Jonathan Ive is Apple's Chief Designer. He believes that design is the search for form. He said that at Apple they like to design products that do not have obtrusive lights or buttons. On the new MacBook Pro laptop, the power button does not extend past the case and a thin power light on the front edge of the laptop only is noticeable when the lid is shut and it is in sleep mode. I personally have a brand new MacBook Pro laptop and the unibody design is very nice and sleek. My only concern is not being able to remove the battery. "'With technology, the function is much more abstract to users," Ive, then 32, told us. "So the product's meaning is almost entirely defined by the designer." Even then, it was clear that Apple's head of design knew what he was doing. Ive defined his overarching design principles as "simplicity, accessibility, honesty, and enjoyment.'" "'He likes to make perfect stuff," says Brunner, offering the first of three keys to Ive's success. That design perfection -- the first touch-screen smartphone, the dominant MP3 player, the first titanium laptop -- has become the benchmark by which companies in all industries judge themselves. "I've even had a plumbing company say, 'We want our showerhead to be our version of the iPod,' " says Brunner, now a partner at the design firm Ammunition. "Ive has this design ability combined with a craftsmanlike mentality.'"
I enjoyed watching this documentary. I never considered the role of the designer in making objects that we use on a daily basis. It seems to me that these designers are making sculptures instead of tools, appliances, gadgets or furniture. It's like they are making artwork for us to enjoy by not just looking at it, but by using it and possibly making our life better or easier.

HELVETICA

Helvetica is a documentary by Gary Hustwit. He tells the history of this typeface by having different font and graphic designers tell their feelings and opinions of Helvetica. Most designers believe that Helvetica is a modern, clean type that is good for anything. There are some graphic designers that pretty much only use this typeface. This font is believed to have the best figure-ground relationship that is properly executed. According to many of these designers, Helvetica says accessible, accountable, nonthreatening and transparent. It is well rounded with a perfect balance of push and pull. Some say that it is the typeface of capitalism and socialism. "There is a fine line between simple, clean, powerful and simple, clean, boring."

Helvetica, meaning Swiss typeface, was designed by Max Miedinger with Eduard Hoffmann at the Haas'sche Schriftgiesserei in Munchenstein, Switzerland. Eduard Hoffmann wished to make a traditional font . Helvetica is seen all over the place in signs, logos and posters.

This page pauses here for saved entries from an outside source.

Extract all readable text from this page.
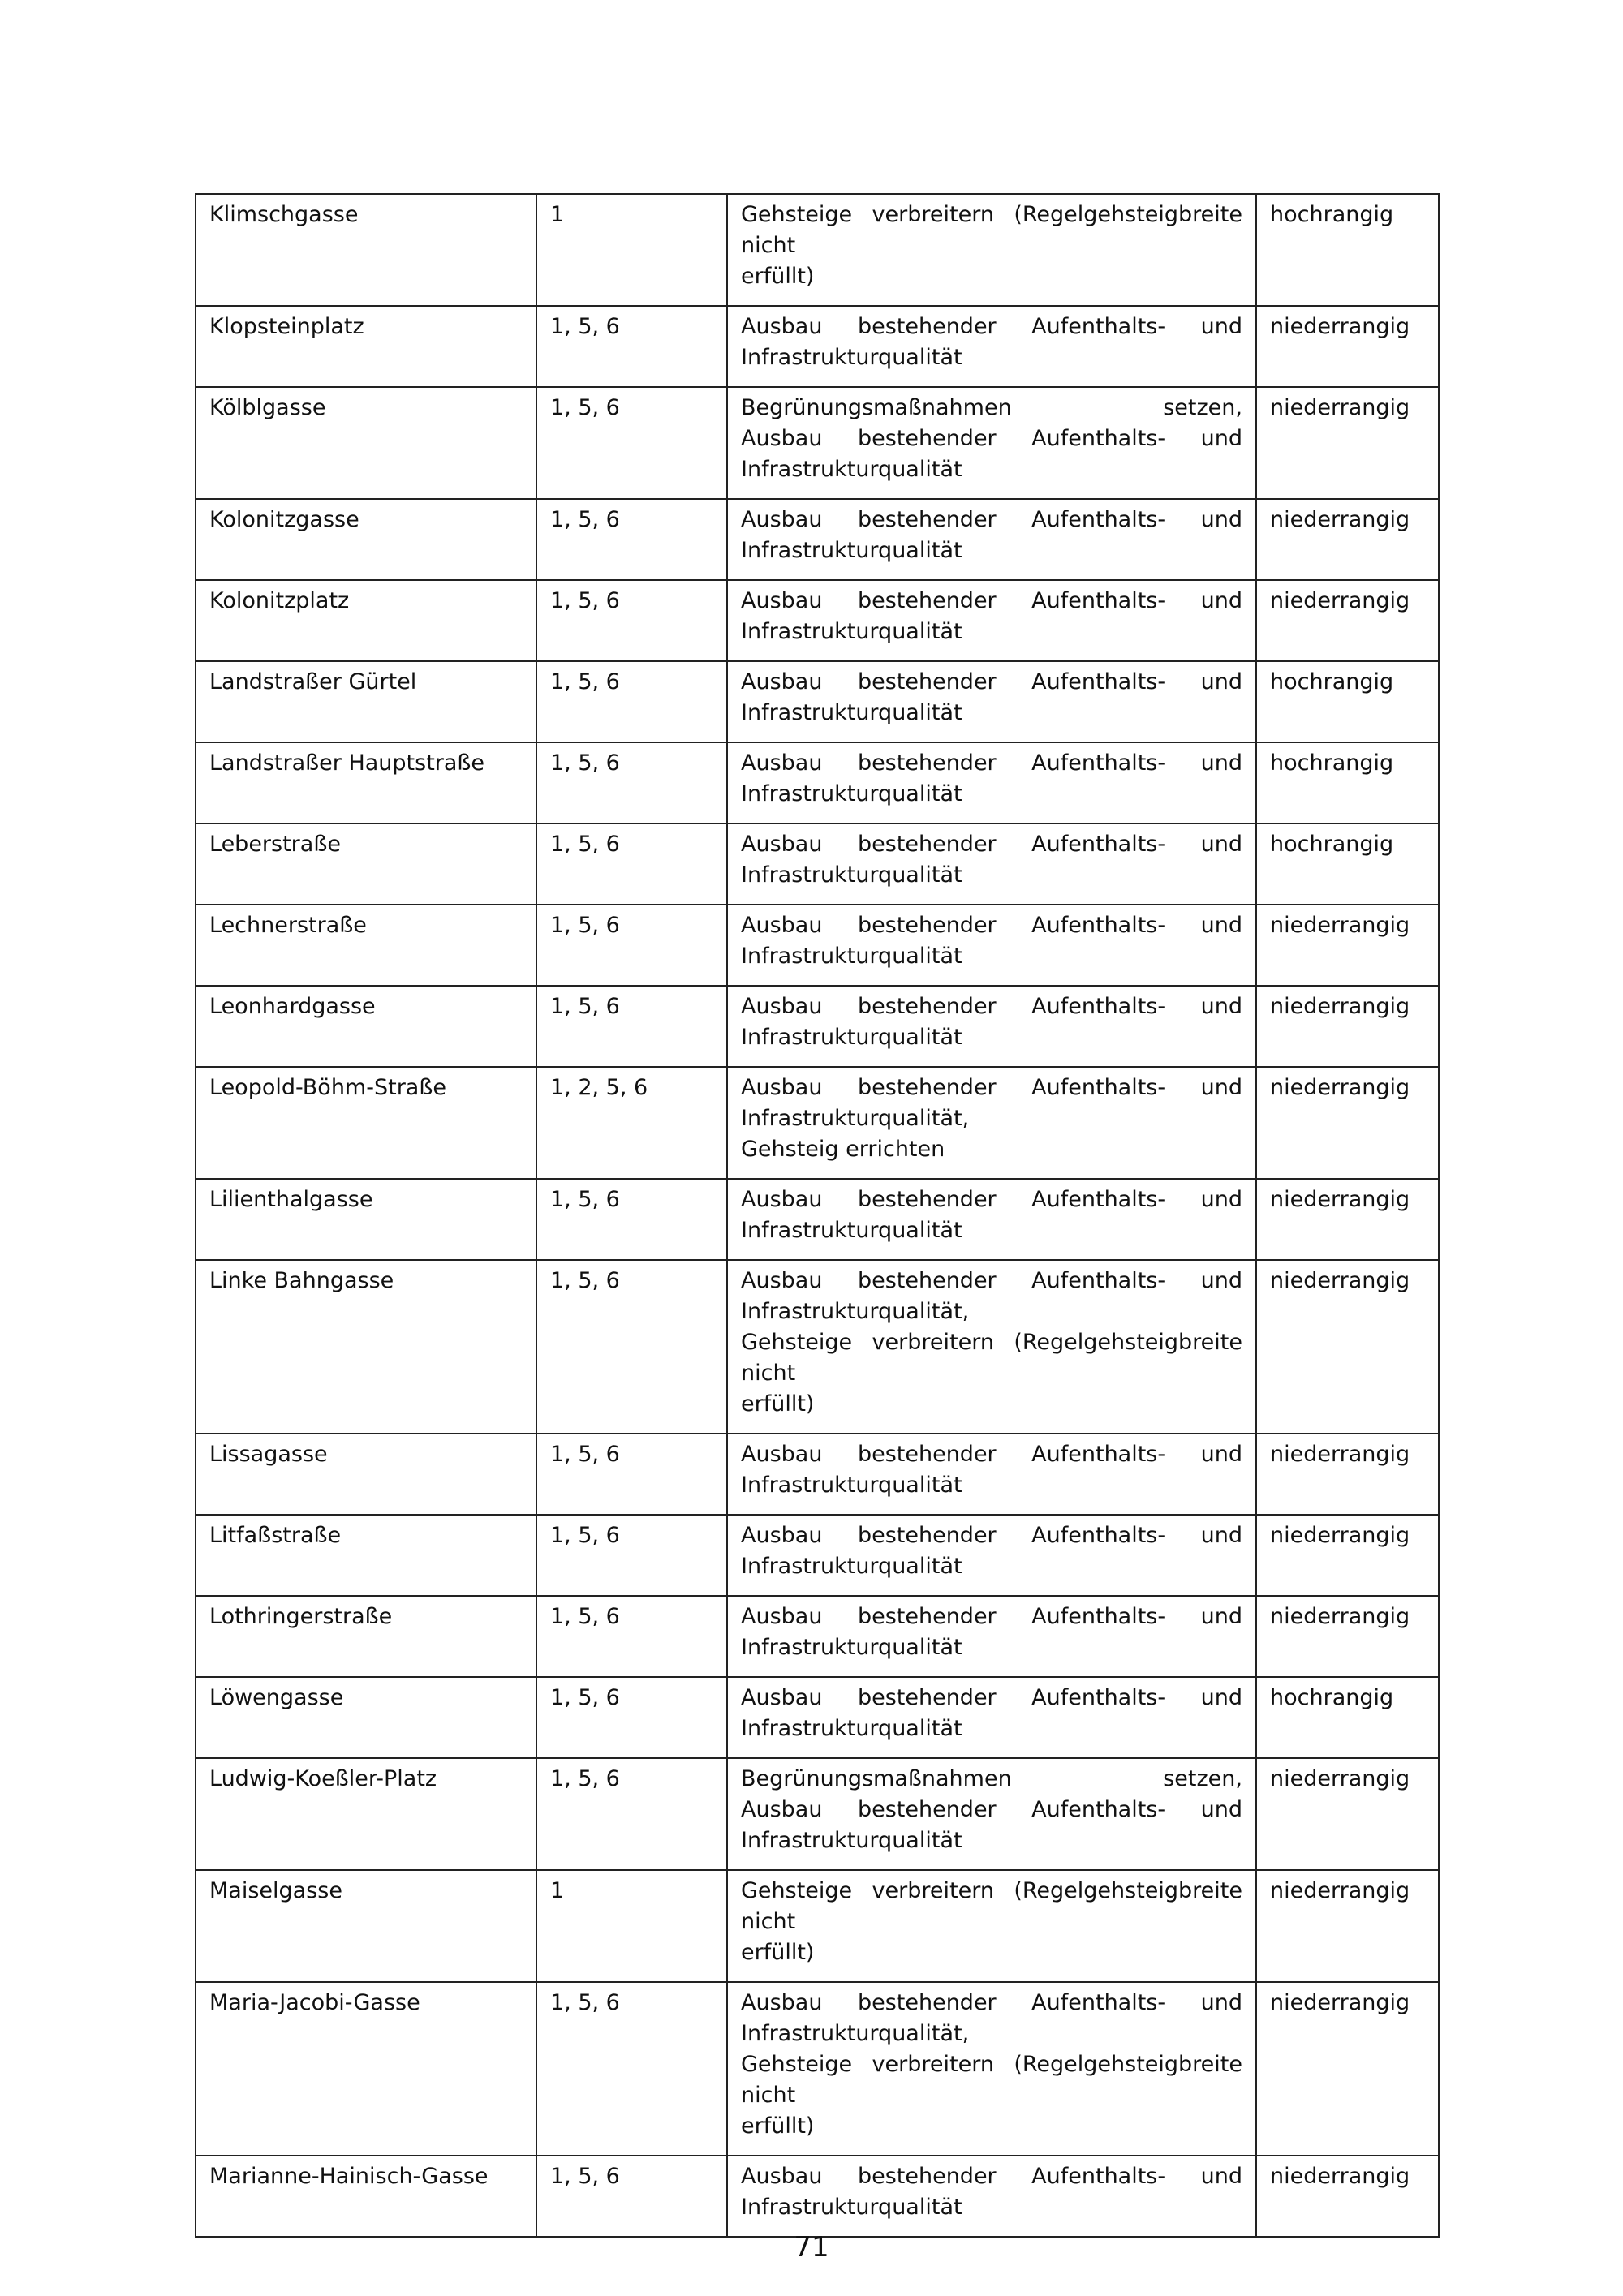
Klimschgasse	1	Gehsteige verbreitern (Regelgehsteigbreite nicht
erfüllt)	hochrangig
Klopsteinplatz	1, 5, 6	Ausbau bestehender Aufenthalts- und
Infrastrukturqualität	niederrangig
Kölblgasse	1, 5, 6	Begrünungsmaßnahmen setzen,
Ausbau bestehender Aufenthalts- und
Infrastrukturqualität	niederrangig
Kolonitzgasse	1, 5, 6	Ausbau bestehender Aufenthalts- und
Infrastrukturqualität	niederrangig
Kolonitzplatz	1, 5, 6	Ausbau bestehender Aufenthalts- und
Infrastrukturqualität	niederrangig
Landstraßer Gürtel	1, 5, 6	Ausbau bestehender Aufenthalts- und
Infrastrukturqualität	hochrangig
Landstraßer Hauptstraße	1, 5, 6	Ausbau bestehender Aufenthalts- und
Infrastrukturqualität	hochrangig
Leberstraße	1, 5, 6	Ausbau bestehender Aufenthalts- und
Infrastrukturqualität	hochrangig
Lechnerstraße	1, 5, 6	Ausbau bestehender Aufenthalts- und
Infrastrukturqualität	niederrangig
Leonhardgasse	1, 5, 6	Ausbau bestehender Aufenthalts- und
Infrastrukturqualität	niederrangig
Leopold-Böhm-Straße	1, 2, 5, 6	Ausbau bestehender Aufenthalts- und
Infrastrukturqualität,
Gehsteig errichten	niederrangig
Lilienthalgasse	1, 5, 6	Ausbau bestehender Aufenthalts- und
Infrastrukturqualität	niederrangig
Linke Bahngasse	1, 5, 6	Ausbau bestehender Aufenthalts- und
Infrastrukturqualität,
Gehsteige verbreitern (Regelgehsteigbreite nicht
erfüllt)	niederrangig
Lissagasse	1, 5, 6	Ausbau bestehender Aufenthalts- und
Infrastrukturqualität	niederrangig
Litfaßstraße	1, 5, 6	Ausbau bestehender Aufenthalts- und
Infrastrukturqualität	niederrangig
Lothringerstraße	1, 5, 6	Ausbau bestehender Aufenthalts- und
Infrastrukturqualität	niederrangig
Löwengasse	1, 5, 6	Ausbau bestehender Aufenthalts- und
Infrastrukturqualität	hochrangig
Ludwig-Koeßler-Platz	1, 5, 6	Begrünungsmaßnahmen setzen,
Ausbau bestehender Aufenthalts- und
Infrastrukturqualität	niederrangig
Maiselgasse	1	Gehsteige verbreitern (Regelgehsteigbreite nicht
erfüllt)	niederrangig
Maria-Jacobi-Gasse	1, 5, 6	Ausbau bestehender Aufenthalts- und
Infrastrukturqualität,
Gehsteige verbreitern (Regelgehsteigbreite nicht
erfüllt)	niederrangig
Marianne-Hainisch-Gasse	1, 5, 6	Ausbau bestehender Aufenthalts- und
Infrastrukturqualität	niederrangig
71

"Erik Spiekermann, born 1947, studied History of Art and English in Berlin. He is information architect, type designer (FF Meta, FF MetaSerif, ITC Officina, FF Govan, FF Info, FF Unit, LoType, Berliner Grotesk and many corporate typefaces) and author of books and articles on type and typography. He was founder (1979) of MetaDesign, Germany's largest design firm with offices in Berlin, London and San Francisco. Projects included corporate design programmes for Audi, Skoda, Volkswagen, Lexus, Heidelberg Printing and way finding projects like Berlin Transit, Düsseldorf Airport and many others. In 1988 he started FontShop, a company for production and distribution of electronic fonts." Erik Spiekermann feels that this font is overused and does not make the product or company unique or stand out. He was the only one or one of the very few from the documentary that was not singing the praises of this well balanced typeface.